Being part of a centralised group during COVID-19 will also have enabled many to adjust quickly and more efficiently to the forced streamlining of booking systems and services as well as updating their practice management technology. A large group will have these things ready to roll out to any newly acquired surgeries, again, sparing them a time-consuming workload.
Is there room for new acquisitive players?
According to a recent estimate, the veterinary sector’s four biggest groups, IVC Evidensia, Mars Petcare, CVS Group and VetPartners own around 72 per cent of vet practices in the UK. This may seem like a huge market share, one that would potentially debilitate new players breaking in, but there are important considerations.

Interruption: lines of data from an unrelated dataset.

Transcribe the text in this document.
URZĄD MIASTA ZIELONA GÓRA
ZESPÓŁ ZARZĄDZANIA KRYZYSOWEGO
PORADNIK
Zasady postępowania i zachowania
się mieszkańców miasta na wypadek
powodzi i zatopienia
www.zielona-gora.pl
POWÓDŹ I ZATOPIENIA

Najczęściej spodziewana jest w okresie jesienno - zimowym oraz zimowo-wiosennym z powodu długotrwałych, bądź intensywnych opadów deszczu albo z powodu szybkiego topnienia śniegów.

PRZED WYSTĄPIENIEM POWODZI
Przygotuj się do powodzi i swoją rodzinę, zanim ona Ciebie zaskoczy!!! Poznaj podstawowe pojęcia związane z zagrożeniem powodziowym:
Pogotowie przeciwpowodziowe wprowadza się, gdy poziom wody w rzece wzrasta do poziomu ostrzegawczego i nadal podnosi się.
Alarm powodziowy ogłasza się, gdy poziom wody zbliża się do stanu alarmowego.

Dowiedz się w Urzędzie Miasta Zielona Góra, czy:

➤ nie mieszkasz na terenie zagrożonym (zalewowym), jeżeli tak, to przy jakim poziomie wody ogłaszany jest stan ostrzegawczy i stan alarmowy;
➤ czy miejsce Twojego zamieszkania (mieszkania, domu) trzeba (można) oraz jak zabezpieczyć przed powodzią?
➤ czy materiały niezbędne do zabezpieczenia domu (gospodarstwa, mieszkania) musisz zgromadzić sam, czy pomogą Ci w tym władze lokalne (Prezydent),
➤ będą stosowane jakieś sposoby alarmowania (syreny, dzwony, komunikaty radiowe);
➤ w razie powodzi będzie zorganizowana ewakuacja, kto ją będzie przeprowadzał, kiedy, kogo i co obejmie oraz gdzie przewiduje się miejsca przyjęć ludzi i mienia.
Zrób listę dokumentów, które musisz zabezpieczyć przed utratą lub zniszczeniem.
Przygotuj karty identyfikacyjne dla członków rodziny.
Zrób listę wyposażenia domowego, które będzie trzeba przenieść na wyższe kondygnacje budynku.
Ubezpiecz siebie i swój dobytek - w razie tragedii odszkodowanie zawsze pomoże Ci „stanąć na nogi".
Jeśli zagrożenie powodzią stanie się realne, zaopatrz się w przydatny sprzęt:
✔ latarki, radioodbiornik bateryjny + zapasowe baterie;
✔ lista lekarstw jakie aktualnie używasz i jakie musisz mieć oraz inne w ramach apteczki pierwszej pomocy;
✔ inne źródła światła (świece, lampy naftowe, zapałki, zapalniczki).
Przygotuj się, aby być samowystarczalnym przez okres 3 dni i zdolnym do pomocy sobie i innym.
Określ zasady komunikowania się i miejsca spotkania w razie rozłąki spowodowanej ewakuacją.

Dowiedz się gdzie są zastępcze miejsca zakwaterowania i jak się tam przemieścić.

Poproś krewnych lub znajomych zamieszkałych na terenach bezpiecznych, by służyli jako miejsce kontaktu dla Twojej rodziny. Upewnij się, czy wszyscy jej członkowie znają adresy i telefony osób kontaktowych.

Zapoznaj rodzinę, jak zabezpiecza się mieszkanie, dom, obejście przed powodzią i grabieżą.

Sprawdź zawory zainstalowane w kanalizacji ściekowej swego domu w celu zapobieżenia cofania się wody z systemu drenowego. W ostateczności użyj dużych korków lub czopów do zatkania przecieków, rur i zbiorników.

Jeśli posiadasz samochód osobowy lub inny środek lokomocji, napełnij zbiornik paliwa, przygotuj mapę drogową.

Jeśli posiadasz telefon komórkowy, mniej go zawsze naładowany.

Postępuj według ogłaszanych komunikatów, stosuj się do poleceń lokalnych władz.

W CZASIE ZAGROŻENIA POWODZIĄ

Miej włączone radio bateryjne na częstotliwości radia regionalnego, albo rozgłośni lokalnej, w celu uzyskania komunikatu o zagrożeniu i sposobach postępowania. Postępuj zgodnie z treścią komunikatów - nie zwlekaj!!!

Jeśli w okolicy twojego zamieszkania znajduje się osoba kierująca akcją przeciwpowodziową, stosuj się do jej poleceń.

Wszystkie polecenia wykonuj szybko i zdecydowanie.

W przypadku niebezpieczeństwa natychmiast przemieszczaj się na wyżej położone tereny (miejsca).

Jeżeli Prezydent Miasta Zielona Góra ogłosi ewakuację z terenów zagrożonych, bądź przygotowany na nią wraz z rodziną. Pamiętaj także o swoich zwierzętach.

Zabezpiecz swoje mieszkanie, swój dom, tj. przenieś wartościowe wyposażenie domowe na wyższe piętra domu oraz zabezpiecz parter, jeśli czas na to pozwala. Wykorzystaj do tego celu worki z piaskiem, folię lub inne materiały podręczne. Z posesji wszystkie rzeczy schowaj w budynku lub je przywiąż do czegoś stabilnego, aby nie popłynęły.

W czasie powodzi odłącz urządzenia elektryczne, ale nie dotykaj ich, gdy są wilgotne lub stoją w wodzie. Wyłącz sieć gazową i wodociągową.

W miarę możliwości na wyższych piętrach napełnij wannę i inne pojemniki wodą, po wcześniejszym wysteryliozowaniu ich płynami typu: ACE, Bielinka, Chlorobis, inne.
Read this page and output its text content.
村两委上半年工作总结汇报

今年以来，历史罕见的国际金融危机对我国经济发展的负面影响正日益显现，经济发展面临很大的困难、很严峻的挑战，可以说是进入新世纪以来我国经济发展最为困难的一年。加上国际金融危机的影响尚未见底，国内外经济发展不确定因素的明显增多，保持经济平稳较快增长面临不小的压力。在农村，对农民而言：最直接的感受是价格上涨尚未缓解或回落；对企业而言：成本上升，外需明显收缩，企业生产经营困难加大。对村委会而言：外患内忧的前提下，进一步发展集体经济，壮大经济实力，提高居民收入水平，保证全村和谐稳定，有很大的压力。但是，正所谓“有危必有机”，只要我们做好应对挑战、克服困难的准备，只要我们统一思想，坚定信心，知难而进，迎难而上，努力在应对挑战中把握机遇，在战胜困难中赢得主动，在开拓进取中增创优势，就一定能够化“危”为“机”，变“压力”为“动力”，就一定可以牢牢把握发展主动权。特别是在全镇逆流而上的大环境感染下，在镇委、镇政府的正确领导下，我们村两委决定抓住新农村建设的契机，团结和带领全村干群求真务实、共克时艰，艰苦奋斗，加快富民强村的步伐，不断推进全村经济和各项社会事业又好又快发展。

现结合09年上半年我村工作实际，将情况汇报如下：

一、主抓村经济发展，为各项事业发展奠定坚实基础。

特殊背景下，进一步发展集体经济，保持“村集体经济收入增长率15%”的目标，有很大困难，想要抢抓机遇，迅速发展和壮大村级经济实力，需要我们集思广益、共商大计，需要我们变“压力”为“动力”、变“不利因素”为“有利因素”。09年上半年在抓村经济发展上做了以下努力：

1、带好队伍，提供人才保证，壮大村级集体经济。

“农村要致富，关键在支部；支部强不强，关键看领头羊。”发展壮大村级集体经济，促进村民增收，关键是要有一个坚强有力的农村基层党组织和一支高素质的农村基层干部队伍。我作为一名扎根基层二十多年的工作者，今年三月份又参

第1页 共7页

Firstly, consolidation has been a trend within the veterinary sector since 1999, when a law barring company ownership of veterinary surgeries was overturned. Secondly, both IVC and VetPartners are major players that have emerged well within the last ten years. These factors go to show that consolidation has happened at a steady pace and that new groups have been able to achieve significant growth.
What’s more, with developments in the sector closely reflecting similar trends that have already occurred in the USA, it is important to point out that there are several mid-sized groups performing well in the US veterinary sector, such as VetCor, Pathway Vet Alliance and National Veterinary Associates (NVA).
The case of VetPartners CEO Jo Malone perhaps best illustrates the opportunities in the veterinary sector for enterprising parties who pursue growth through acquisition. Just five years ago, Malone was a partner and joint-manager at a small, independent practice in York.
Unwilling to sell the York practice to a bigger chain, Malone and some of her fellow partners formed VetPartners, quickly joining forces with August Equity and moving to acquire further practices in Newcastle and Lincoln.
Three years later, August Equity sold the group to BC Partners for £720 million, the biggest ever deal in the UK veterinary sector. With five years of solid acquisitions under VetPartners’ belt, Malone is now listed at Companies House as the director of 120 businesses.
The rapid rise of Malone and VetPartners goes to show that a company that combines a passion for veterinary care with a solid, acquisition-based business model and the necessary funding from a trustworthy partner can perform exceptionally well in the sector, despite the seeming dominance of pre-established market players.
Furthermore, with independent practices still making up the vast majority of veterinary surgeries in mainland Europe, the scope for groups that gain a foothold in the UK to expand internationally seems to be extremely promising.
Becoming an acquisitive force in the veterinary sector may require a little more than the pure business acumen that is required to succeed in other industries (although you’ll need that business savvy too, of course).
But, for parties that are able to wield the right combination of veterinary experience and business nous, and that have the seed capital or backing to set their plans in motion, entering the sector could prove highly lucrative.
Furthermore, the exceptional circumstances of COVID-19 may have prompted even some of the most proudly independent surgeries to consider whether they would be more secure as part of a group.